Cette comédie noire annonce deux choses : la première étant la fin de l’humanité. En utilisant l’humour noir, Pablo Larrain enlève progressivement toute part de raison dans les attitudes de ses personnages. Même jusqu’au plus secondaire, qui vient perturber la venue d’un nouveau prêtre dans la demeure. Et cette maison, tout en huis-clos la plupart du temps, se montre être aussi vide que l’esprit des personnages. Ce qui est tout aussi troublant que l’esthétique, c’est que le huis-clos permet de renfermer toutes les névroses et les angoisses des protagonistes. Il faut remarquer à quel point cette demeure n’est pas un lieu de vie, mais un espace non-vie. Il y a pas beaucoup de mouvements, les activités sont très réduites et répétitives, puis les attitudes reviennent sans cesse au point de départ (le canapé est un élément de décor central qui montre l’aspect vain et replié sur soi des personnages).

Cette fin de l’humanité établit le début de l’animalité. Cette sauvagerie est justement ce qui justifie toute cette perte de vitalité chez les personnages. Parce que de séquences en séquences, le long-métrage pointe logiquement vers la cruauté et le côté monstrueux d’hommes perdant la raison et les émotions. Toute rationnalité est balayée dans le grain de l’esthétique, pour ne laisser que des fantômes du passé qui ne peuvent que se plier devant le présent (et éventuellement le futur). L’animalité n’est pas caractérisée par des gestes brutaux, mais ils sont tout de même radicaux. Quand une action est effectuée, elle est définitive et déstabilisante.

Le regard glacial
Cette chute progressive est issue d’une approche précise : là où la mise en scène renforce l’humour noir d’une animalité, le cadre montre que le présent ne peut s’affranchir du passé. Le cadre explore cette déviance incessante, qui est profondément encrée dans les attitudes des personnages. La chute (que l’on peut aussi qualifier de déraison) est une sorte de point sensoriel où un élément radical va affecter chaque autre élément autour. C’est en cela que le cadre insiste sur ce huis-clos, sur ces espaces vides, puis sur ces attitudes et visages égarés. La sensation de froideur trouve son reflet dans la caractérisation des personnages : ils sont ni noir ni blanc, mais gris car ils sont les anti-héros de leurs idées.
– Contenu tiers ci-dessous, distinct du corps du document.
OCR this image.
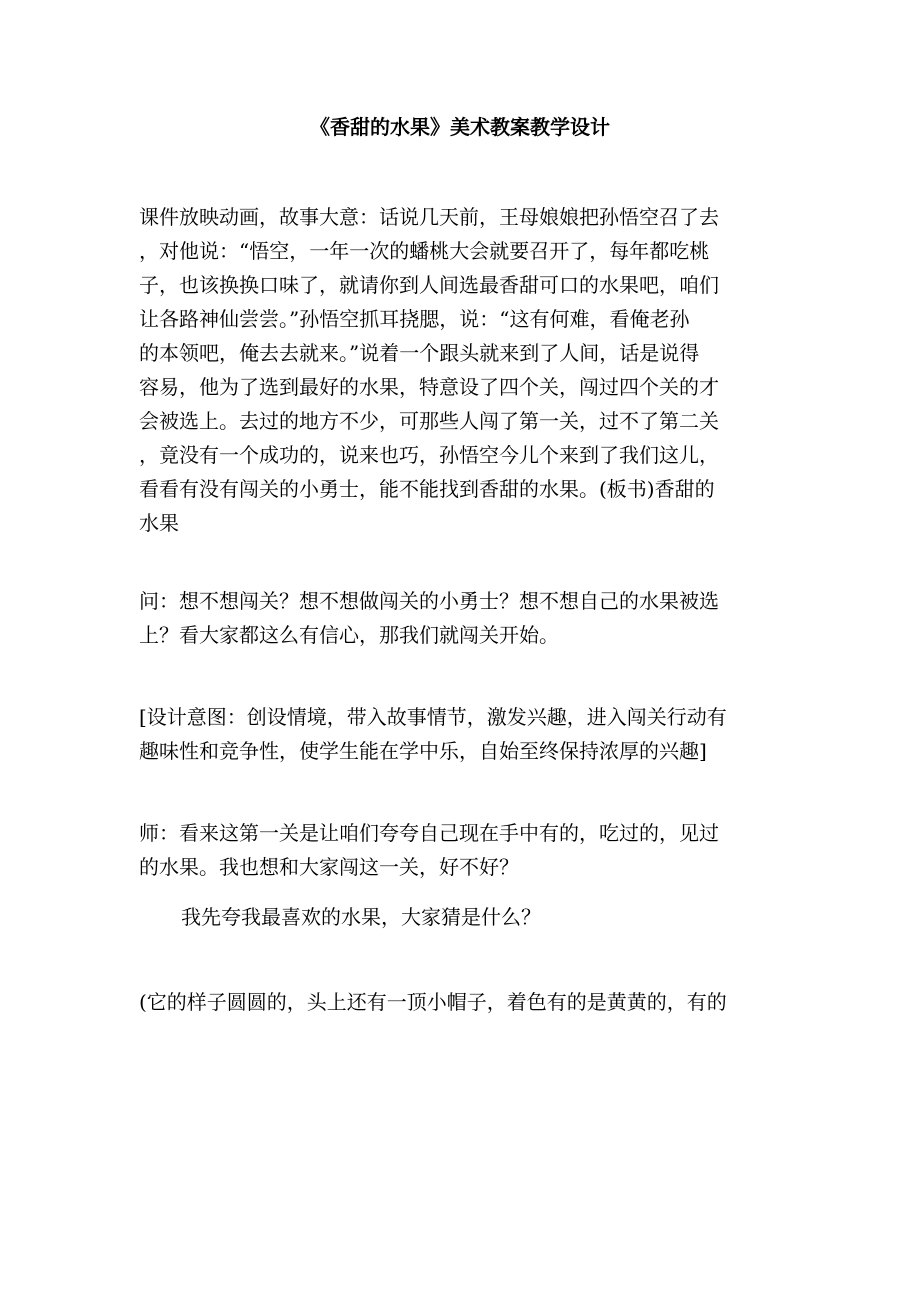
《香甜的水果》美术教案教学设计

课件放映动画，故事大意：话说几天前，王母娘娘把孙悟空召了去

，对他说：“悟空，一年一次的蟠桃大会就要召开了，每年都吃桃

子，也该换换口味了，就请你到人间选最香甜可口的水果吧，咱们

让各路神仙尝尝。”孙悟空抓耳挠腮，说：“这有何难，看俺老孙

的本领吧，俺去去就来。”说着一个跟头就来到了人间，话是说得

容易，他为了选到最好的水果，特意设了四个关，闯过四个关的才

会被选上。去过的地方不少，可那些人闯了第一关，过不了第二关

，竟没有一个成功的，说来也巧，孙悟空今儿个来到了我们这儿，

看看有没有闯关的小勇士，能不能找到香甜的水果。(板书)香甜的

水果

问：想不想闯关？想不想做闯关的小勇士？想不想自己的水果被选

上？看大家都这么有信心，那我们就闯关开始。

[设计意图：创设情境，带入故事情节，激发兴趣，进入闯关行动有

趣味性和竞争性，使学生能在学中乐，自始至终保持浓厚的兴趣]

师：看来这第一关是让咱们夸夸自己现在手中有的，吃过的，见过

的水果。我也想和大家闯这一关，好不好？

我先夸我最喜欢的水果，大家猜是什么？

(它的样子圆圆的，头上还有一顶小帽子，着色有的是黄黄的，有的
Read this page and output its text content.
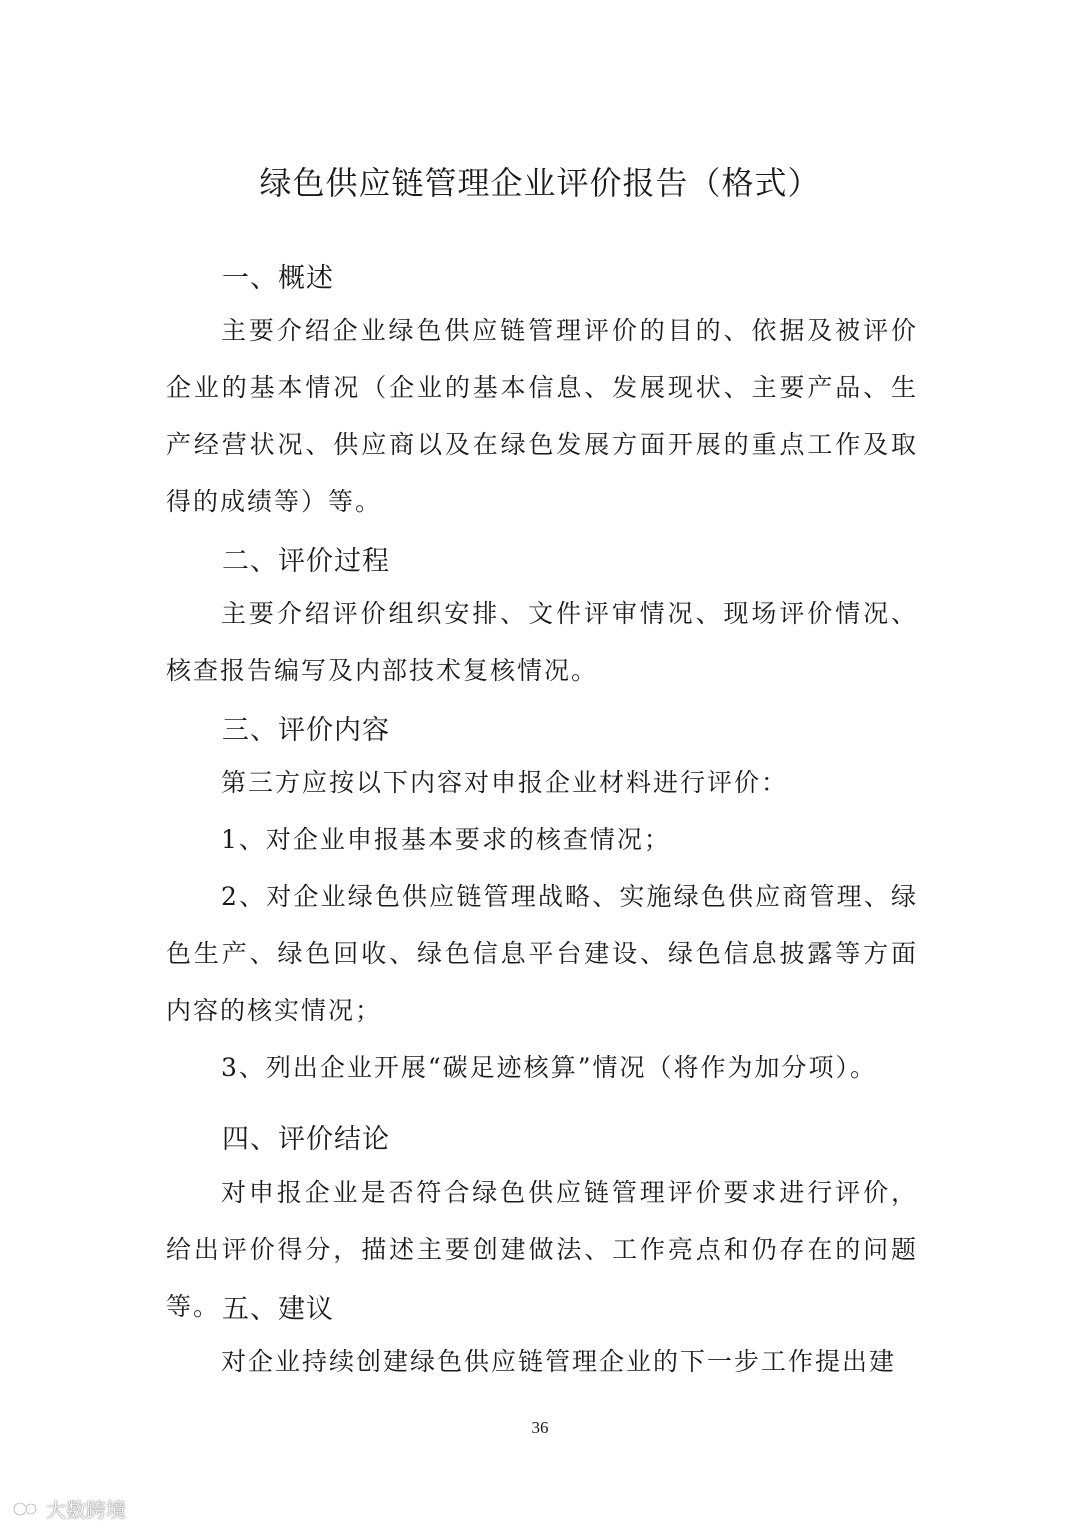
绿色供应链管理企业评价报告（格式）
一、概述

主要介绍企业绿色供应链管理评价的目的、依据及被评价企业的基本情况（企业的基本信息、发展现状、主要产品、生产经营状况、供应商以及在绿色发展方面开展的重点工作及取得的成绩等）等。

二、评价过程

主要介绍评价组织安排、文件评审情况、现场评价情况、核查报告编写及内部技术复核情况。

三、评价内容

第三方应按以下内容对申报企业材料进行评价：

1、对企业申报基本要求的核查情况；

2、对企业绿色供应链管理战略、实施绿色供应商管理、绿色生产、绿色回收、绿色信息平台建设、绿色信息披露等方面内容的核实情况；

3、列出企业开展“碳足迹核算”情况（将作为加分项）。

四、评价结论

对申报企业是否符合绿色供应链管理评价要求进行评价，给出评价得分，描述主要创建做法、工作亮点和仍存在的问题等。 五、建议

对企业持续创建绿色供应链管理企业的下一步工作提出建

36
大数跨境
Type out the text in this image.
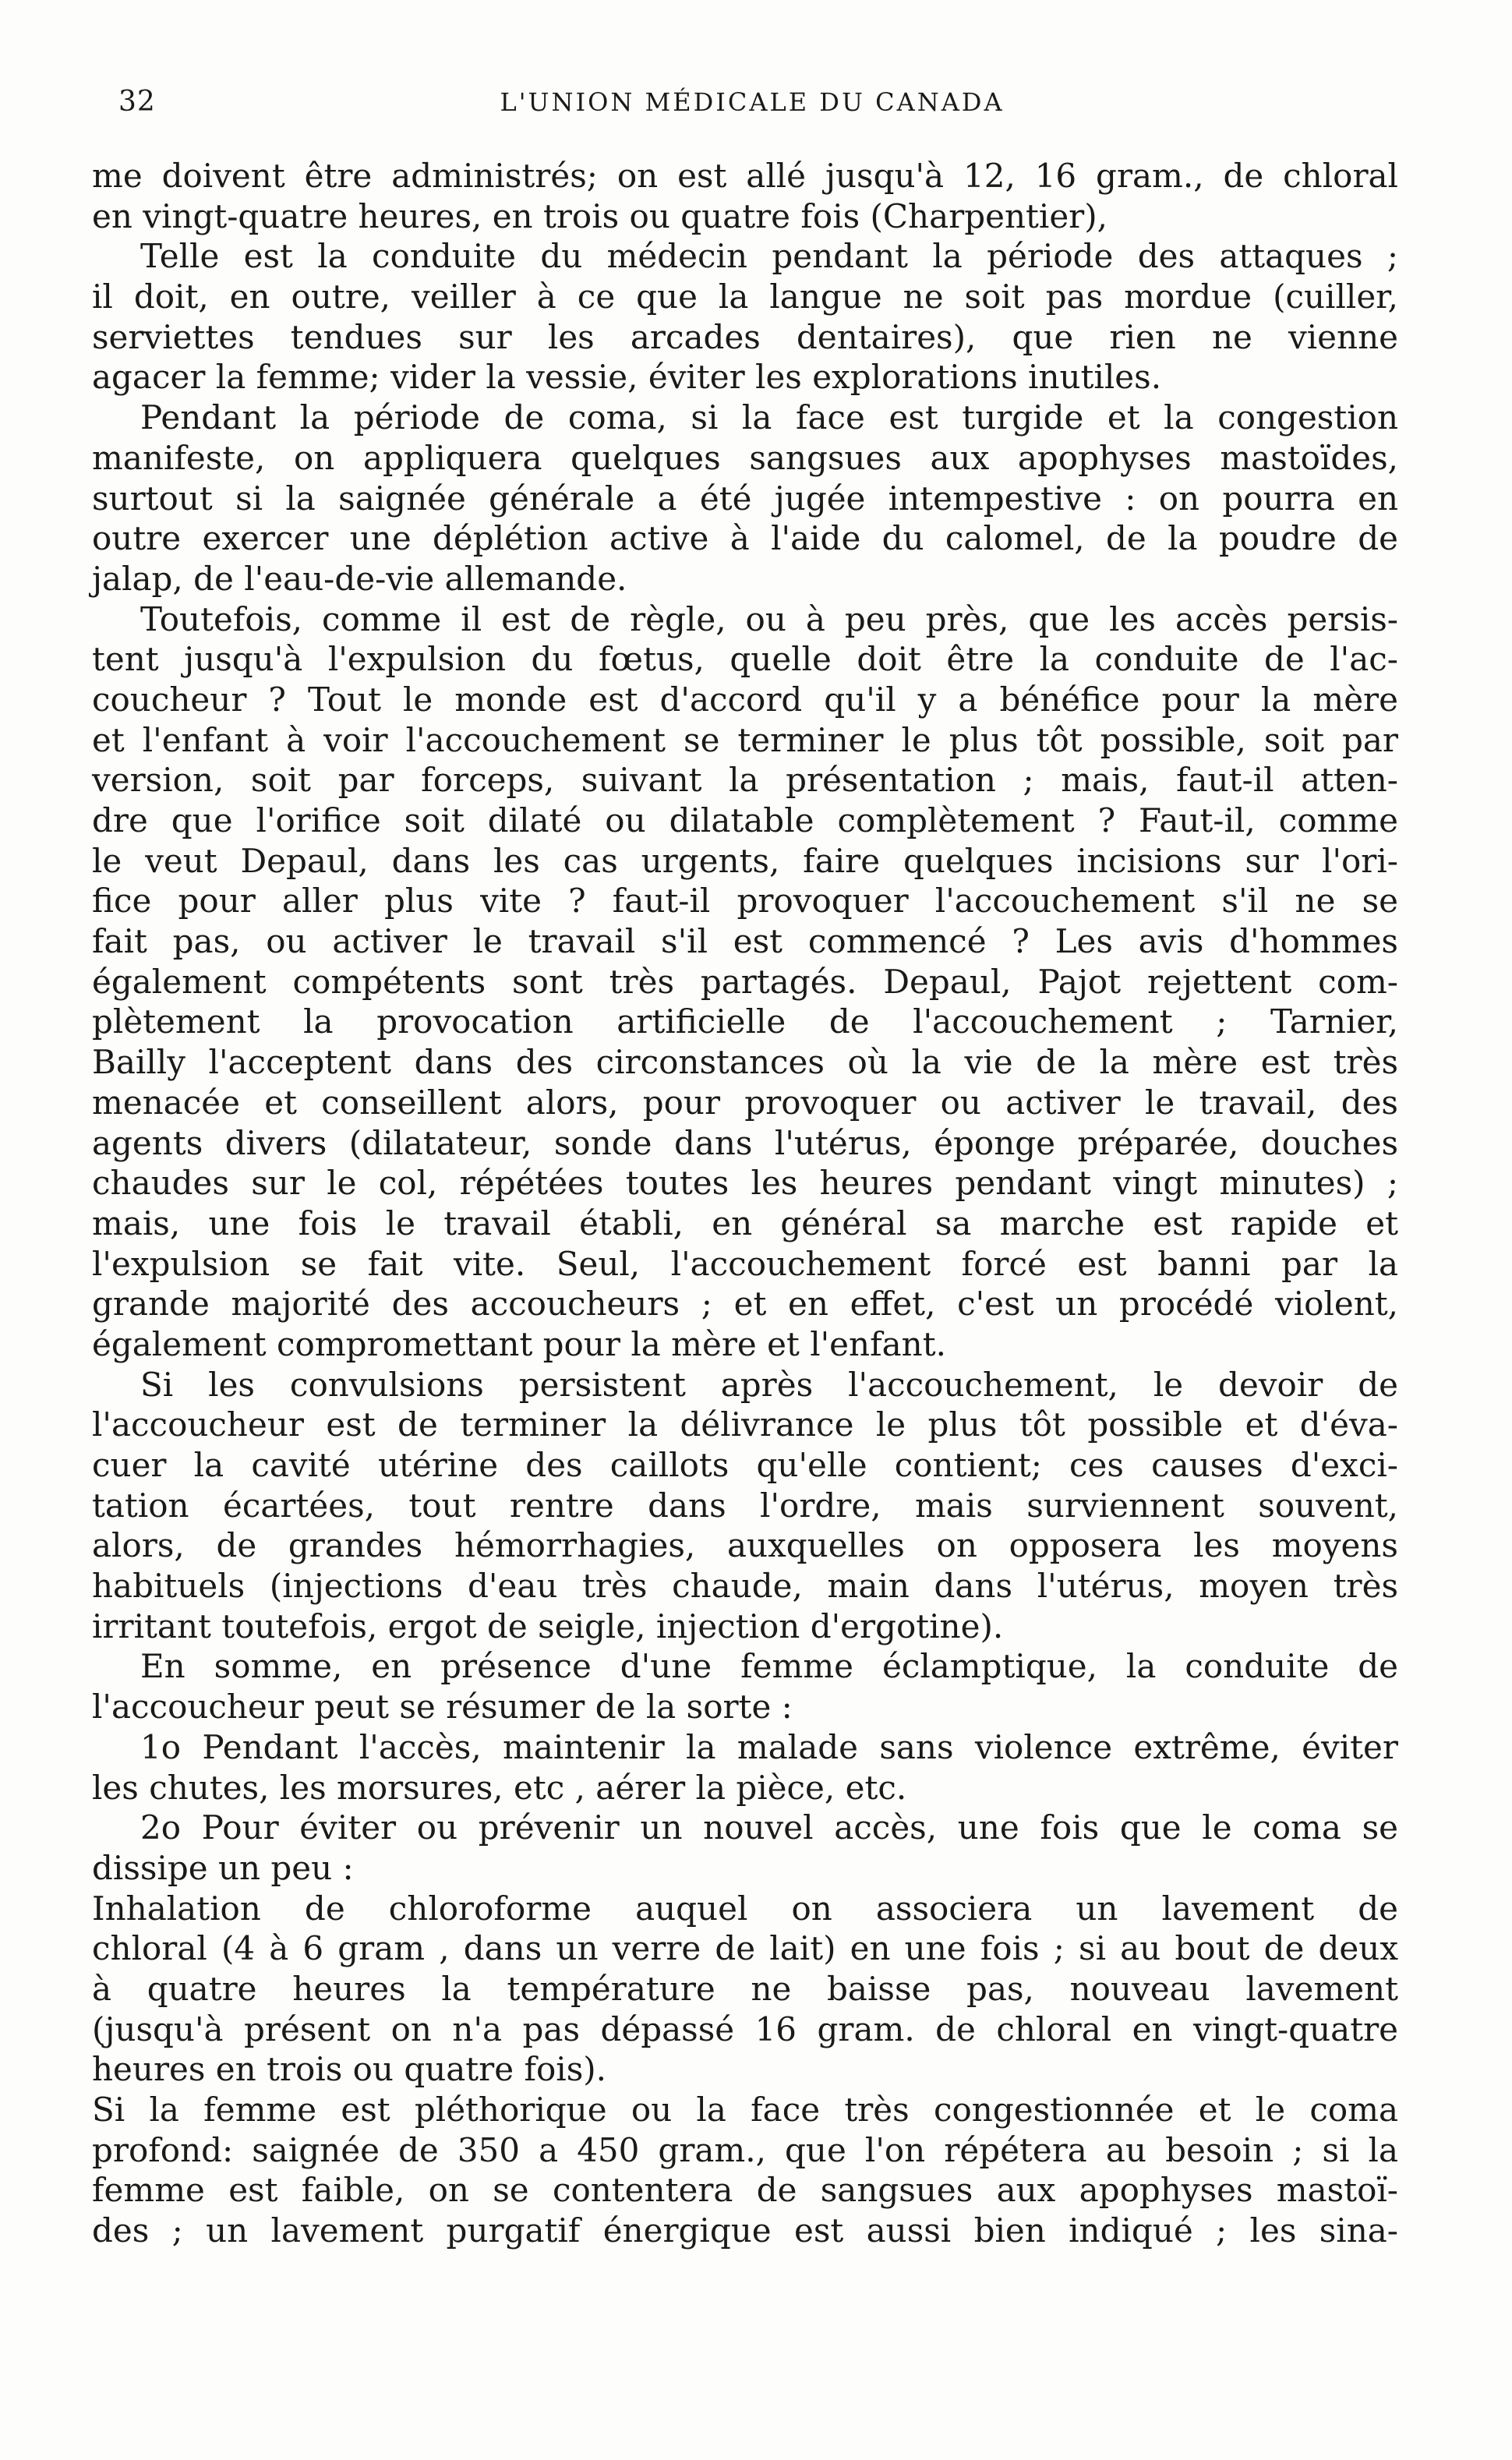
32	L'UNION MÉDICALE DU CANADA
me doivent être administrés; on est allé jusqu'à 12, 16 gram., de chloral
en vingt-quatre heures, en trois ou quatre fois (Charpentier),
Telle est la conduite du médecin pendant la période des attaques ;
il doit, en outre, veiller à ce que la langue ne soit pas mordue (cuiller,
serviettes tendues sur les arcades dentaires), que rien ne vienne
agacer la femme; vider la vessie, éviter les explorations inutiles.
Pendant la période de coma, si la face est turgide et la congestion
manifeste, on appliquera quelques sangsues aux apophyses mastoïdes,
surtout si la saignée générale a été jugée intempestive : on pourra en
outre exercer une déplétion active à l'aide du calomel, de la poudre de
jalap, de l'eau-de-vie allemande.
Toutefois, comme il est de règle, ou à peu près, que les accès persis-
tent jusqu'à l'expulsion du fœtus, quelle doit être la conduite de l'ac-
coucheur ? Tout le monde est d'accord qu'il y a bénéfice pour la mère
et l'enfant à voir l'accouchement se terminer le plus tôt possible, soit par
version, soit par forceps, suivant la présentation ; mais, faut-il atten-
dre que l'orifice soit dilaté ou dilatable complètement ? Faut-il, comme
le veut Depaul, dans les cas urgents, faire quelques incisions sur l'ori-
fice pour aller plus vite ? faut-il provoquer l'accouchement s'il ne se
fait pas, ou activer le travail s'il est commencé ? Les avis d'hommes
également compétents sont très partagés. Depaul, Pajot rejettent com-
plètement la provocation artificielle de l'accouchement ; Tarnier,
Bailly l'acceptent dans des circonstances où la vie de la mère est très
menacée et conseillent alors, pour provoquer ou activer le travail, des
agents divers (dilatateur, sonde dans l'utérus, éponge préparée, douches
chaudes sur le col, répétées toutes les heures pendant vingt minutes) ;
mais, une fois le travail établi, en général sa marche est rapide et
l'expulsion se fait vite. Seul, l'accouchement forcé est banni par la
grande majorité des accoucheurs ; et en effet, c'est un procédé violent,
également compromettant pour la mère et l'enfant.
Si les convulsions persistent après l'accouchement, le devoir de
l'accoucheur est de terminer la délivrance le plus tôt possible et d'éva-
cuer la cavité utérine des caillots qu'elle contient; ces causes d'exci-
tation écartées, tout rentre dans l'ordre, mais surviennent souvent,
alors, de grandes hémorrhagies, auxquelles on opposera les moyens
habituels (injections d'eau très chaude, main dans l'utérus, moyen très
irritant toutefois, ergot de seigle, injection d'ergotine).
En somme, en présence d'une femme éclamptique, la conduite de
l'accoucheur peut se résumer de la sorte :
1o Pendant l'accès, maintenir la malade sans violence extrême, éviter
les chutes, les morsures, etc , aérer la pièce, etc.
2o Pour éviter ou prévenir un nouvel accès, une fois que le coma se
dissipe un peu :
Inhalation de chloroforme auquel on associera un lavement de
chloral (4 à 6 gram , dans un verre de lait) en une fois ; si au bout de deux
à quatre heures la température ne baisse pas, nouveau lavement
(jusqu'à présent on n'a pas dépassé 16 gram. de chloral en vingt-quatre
heures en trois ou quatre fois).
Si la femme est pléthorique ou la face très congestionnée et le coma
profond: saignée de 350 a 450 gram., que l'on répétera au besoin ; si la
femme est faible, on se contentera de sangsues aux apophyses mastoï-
des ; un lavement purgatif énergique est aussi bien indiqué ; les sina-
Quand on regarde le découpage et surtout le montage, il y a deux catégories de moments consacrés aux personnages. La froideur de la mise en scène se retrouve dans la manière de cadrer les comédiens. Parce qu’ils sont présentés tous à égalité par rapport à leur animalité et leur perte d’humanité, le film propose de constater une dualité entre le pouvoir et la rédemption. Lors de dialogues, le champ / contre-champ offre une même durée de plan pour chaque personnage discutant. Dans les autres situations (à plusieurs ou dans les attitudes fatales / bouleversantes) le cadre propose de voir le prétendu pouvoir de ces personnages, ou d’anticiper la chute prochaine de ces personnages. Le cadre serait comme un œil sarcastique pour ces humains qui deviennent des animaux.